Thursday, January 28th, 2016

Wild Geese

You do not have to be good.
You do not have to walk on your knees
for a hundred miles through the desert repenting.
You only have to let the soft animal of your body
love what it loves.
Tell me about despair, yours, and I will tell you mine.
Meanwhile the world goes on.
Meanwhile the sun and the clear pebbles of the rain
are moving across the landscapes,
over the prairies and the deep trees,
the mountains and the rivers.
Meanwhile the wild geese, high in the clean blue air,
are heading home again.
Whoever you are, no matter how lonely,
the world offers itself to your imagination,
calls to you like the wild geese, harsh and exciting —
over and over announcing your place
in the family of things.

– Mary Oliver (1994)


Geese, with their cacophonous honking, have filled my dreams lately.

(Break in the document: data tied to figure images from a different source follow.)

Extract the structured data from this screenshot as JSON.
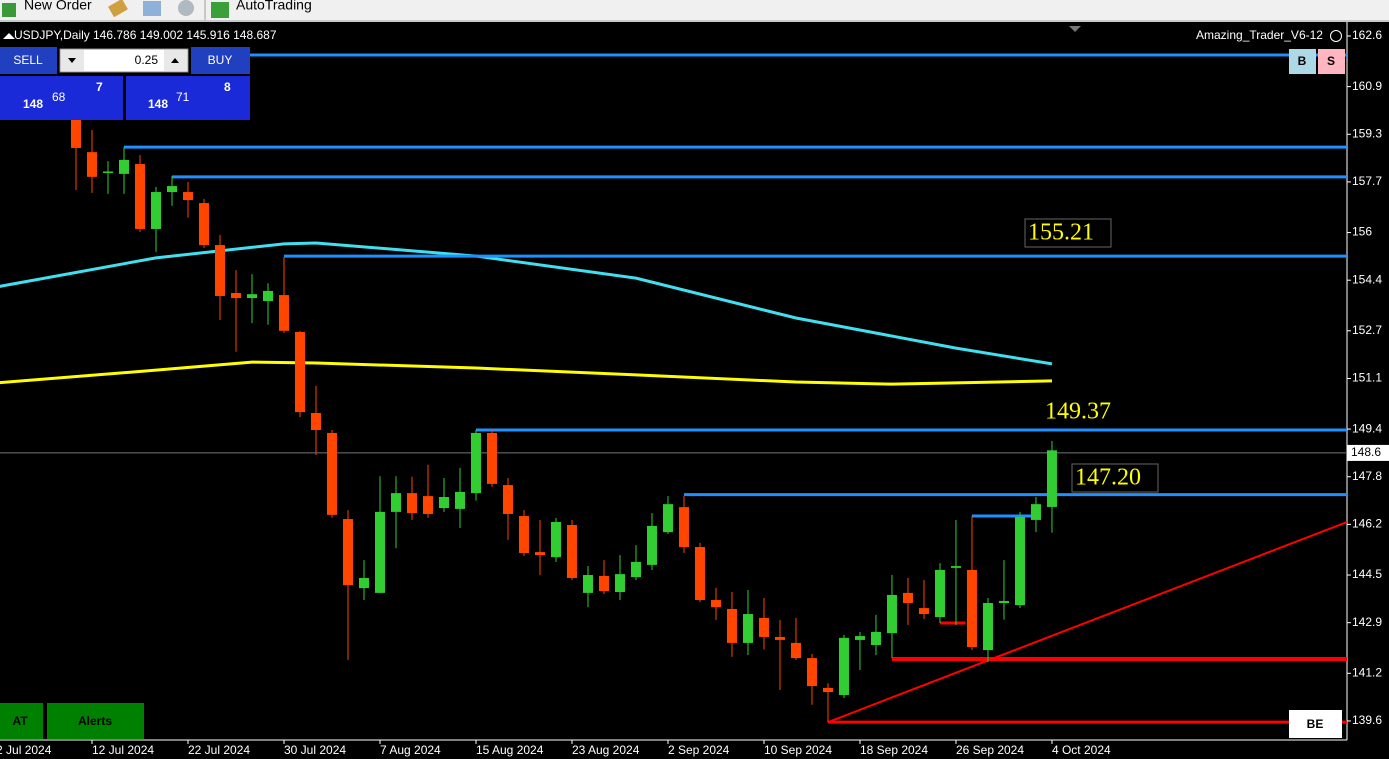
{
  "toolbar": {
    "new_order": "New Order",
    "autotrading": "AutoTrading"
  },
  "panel": {
    "sell": "SELL",
    "lot": "0.25",
    "buy": "BUY",
    "bid_big": "148",
    "bid_mid": "68",
    "bid_small": "7",
    "ask_big": "148",
    "ask_mid": "71",
    "ask_small": "8"
  },
  "buttons": {
    "b": "B",
    "s": "S",
    "at": "AT",
    "alerts": "Alerts",
    "be": "BE"
  },
  "indicator_name": "Amazing_Trader_V6-12",
  "chart_data": {
    "type": "candlestick",
    "symbol": "USDJPY,Daily",
    "ohlc_header": "146.786 149.002 145.916 148.687",
    "up_color": "#32cd32",
    "down_color": "#ff4500",
    "categories": [
      "2 Jul 2024",
      null,
      null,
      null,
      null,
      null,
      "12 Jul 2024",
      null,
      null,
      null,
      null,
      null,
      "22 Jul 2024",
      null,
      null,
      null,
      null,
      null,
      "30 Jul 2024",
      null,
      null,
      null,
      null,
      null,
      "7 Aug 2024",
      null,
      null,
      null,
      null,
      null,
      "15 Aug 2024",
      null,
      null,
      null,
      null,
      null,
      "23 Aug 2024",
      null,
      null,
      null,
      null,
      null,
      "2 Sep 2024",
      null,
      null,
      null,
      null,
      null,
      "10 Sep 2024",
      null,
      null,
      null,
      null,
      null,
      "18 Sep 2024",
      null,
      null,
      null,
      null,
      null,
      "26 Sep 2024",
      null,
      null,
      null,
      null,
      null,
      "4 Oct 2024"
    ],
    "open": [
      null,
      null,
      null,
      null,
      null,
      159.78,
      158.7,
      158.0,
      157.97,
      158.3,
      156.12,
      157.36,
      157.36,
      156.99,
      155.58,
      153.97,
      153.8,
      153.7,
      153.9,
      152.66,
      149.94,
      149.27,
      146.38,
      144.06,
      143.9,
      146.62,
      147.25,
      147.15,
      146.75,
      146.72,
      147.25,
      149.27,
      147.52,
      146.48,
      145.27,
      145.1,
      146.18,
      143.9,
      144.47,
      143.93,
      144.43,
      144.84,
      145.94,
      146.78,
      145.44,
      143.66,
      143.36,
      142.22,
      143.06,
      142.42,
      142.22,
      141.71,
      140.71,
      140.47,
      142.32,
      142.15,
      142.55,
      143.9,
      143.39,
      143.09,
      144.74,
      144.67,
      141.98,
      143.56,
      143.49,
      146.35,
      146.786
    ],
    "high": [
      null,
      null,
      null,
      null,
      null,
      160.1,
      159.44,
      158.4,
      158.87,
      158.6,
      157.53,
      157.9,
      157.7,
      157.13,
      155.92,
      154.74,
      154.6,
      154.3,
      155.18,
      152.7,
      150.85,
      149.37,
      146.68,
      145.0,
      147.82,
      147.82,
      147.8,
      148.2,
      147.76,
      148.1,
      149.37,
      149.37,
      147.76,
      146.68,
      146.35,
      146.42,
      146.35,
      144.8,
      145.0,
      145.17,
      145.5,
      146.58,
      147.15,
      147.15,
      145.58,
      144.07,
      143.93,
      144.0,
      143.73,
      142.99,
      143.06,
      141.85,
      140.87,
      142.49,
      142.59,
      143.16,
      144.5,
      144.4,
      144.33,
      144.9,
      146.35,
      146.48,
      143.73,
      145.0,
      146.62,
      147.12,
      149.002
    ],
    "low": [
      null,
      null,
      null,
      null,
      null,
      157.43,
      157.33,
      157.3,
      157.3,
      156.02,
      155.35,
      156.9,
      156.5,
      155.48,
      153.06,
      152.0,
      152.96,
      152.9,
      152.63,
      149.8,
      148.53,
      146.42,
      141.65,
      143.66,
      143.9,
      145.4,
      146.35,
      146.42,
      146.62,
      146.08,
      147.0,
      147.46,
      145.68,
      145.14,
      144.5,
      144.94,
      144.33,
      143.42,
      143.86,
      143.66,
      144.33,
      144.67,
      145.88,
      145.24,
      143.59,
      142.99,
      141.75,
      141.81,
      142.0,
      140.64,
      141.65,
      140.14,
      139.56,
      140.37,
      141.31,
      141.81,
      141.71,
      142.82,
      143.02,
      142.89,
      142.82,
      141.98,
      141.58,
      143.0,
      143.39,
      145.94,
      145.916
    ],
    "close": [
      null,
      null,
      null,
      null,
      null,
      158.84,
      157.87,
      158.05,
      158.44,
      156.12,
      157.36,
      157.56,
      157.09,
      155.58,
      153.87,
      153.8,
      153.93,
      154.04,
      152.7,
      149.97,
      149.37,
      146.52,
      144.16,
      144.4,
      146.62,
      147.25,
      146.58,
      146.55,
      147.12,
      147.29,
      149.27,
      147.56,
      146.55,
      145.24,
      145.17,
      146.28,
      144.4,
      144.5,
      143.96,
      144.53,
      144.94,
      146.15,
      146.88,
      145.44,
      143.66,
      143.42,
      142.22,
      143.19,
      142.42,
      142.32,
      141.71,
      140.77,
      140.57,
      142.39,
      142.45,
      142.59,
      143.83,
      143.56,
      143.19,
      144.67,
      144.8,
      142.08,
      143.56,
      143.63,
      146.45,
      146.88,
      148.687
    ],
    "xlim": [
      0.25,
      84.44
    ],
    "ylim": [
      138.96,
      163.07
    ],
    "yticks": [
      162.6,
      160.9,
      159.3,
      157.7,
      156.0,
      154.4,
      152.7,
      151.1,
      149.4,
      147.8,
      146.2,
      144.5,
      142.9,
      141.2,
      139.6
    ],
    "current_price": 148.6,
    "level_color": "#1e90ff",
    "levels": [
      {
        "price": 161.96,
        "from": 15.875
      },
      {
        "price": 158.87,
        "from": 8
      },
      {
        "price": 157.87,
        "from": 11
      },
      {
        "price": 155.21,
        "from": 18,
        "label": "155.21"
      },
      {
        "price": 149.37,
        "from": 30,
        "label": "149.37"
      },
      {
        "price": 147.2,
        "from": 43,
        "label": "147.20"
      },
      {
        "price": 146.48,
        "from": 61,
        "to": 65
      }
    ],
    "support_color": "#ff0000",
    "supports": [
      {
        "price": 141.68,
        "from": 56
      },
      {
        "price": 139.56,
        "from": 52
      },
      {
        "price": 142.89,
        "from": 59,
        "to": 60.6
      }
    ],
    "trendline": {
      "x": [
        52,
        84.44
      ],
      "values": [
        139.56,
        146.28
      ]
    },
    "ma": [
      {
        "color": "#40e0f0",
        "x": [
          0,
          10,
          18,
          20,
          30,
          40,
          50,
          60,
          66
        ],
        "values": [
          154.17,
          155.15,
          155.62,
          155.65,
          155.21,
          154.47,
          153.13,
          152.12,
          151.59
        ]
      },
      {
        "color": "#ffff00",
        "x": [
          0,
          10,
          16,
          20,
          30,
          40,
          50,
          56,
          60,
          66
        ],
        "values": [
          150.95,
          151.38,
          151.65,
          151.62,
          151.45,
          151.22,
          150.98,
          150.91,
          150.95,
          151.02
        ]
      }
    ]
  }
}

Earlier this month, I visited the Bosque del Apache National Wildlife Refuge with my dad.  In winter, thousands of Sandhill Cranes and Snow Geese converge on this area of south-central New Mexico to feed and prepare for their migration back north to nest; he and I have both always wanted to visit.

I admire several very talented wildlife photographers, and I can’t even pretend to make images of birds on par with theirs.  However, I’ve always loved birds of all sizes, and as a friend recently pointed out, I’m one of “those” birdwatchers.  As Terry Tempest Williams writes, “The birds still remember what we have forgotten, that the world is meant to be celebrated.”   How can one not be comforted by the dark green and snow white plumage of ducks, or admire their fidelity to place, migrating in a choreographed annual cycle that spans continents and is embedded in their genes?

bosque del apache snow geese fly in

Sandhill Cranes, Bosque del Apache

Even at the refuge, the daily cycle of the birds quickly becomes apparent even to the casual observer–en masse movements to and from the nighttime safety of water to daytime fields for what seems like a very conversation-filled meal.  Arriving with the focal length of a landscape photographer, I wanted to photograph the feeling of the place, rather than individual birds, to capture the visceral excitement of an evening fly-in or fly-out.

Top all of this off with a green chile cheeseburger at the Owl Bar, and it wasn’t a bad trip at all.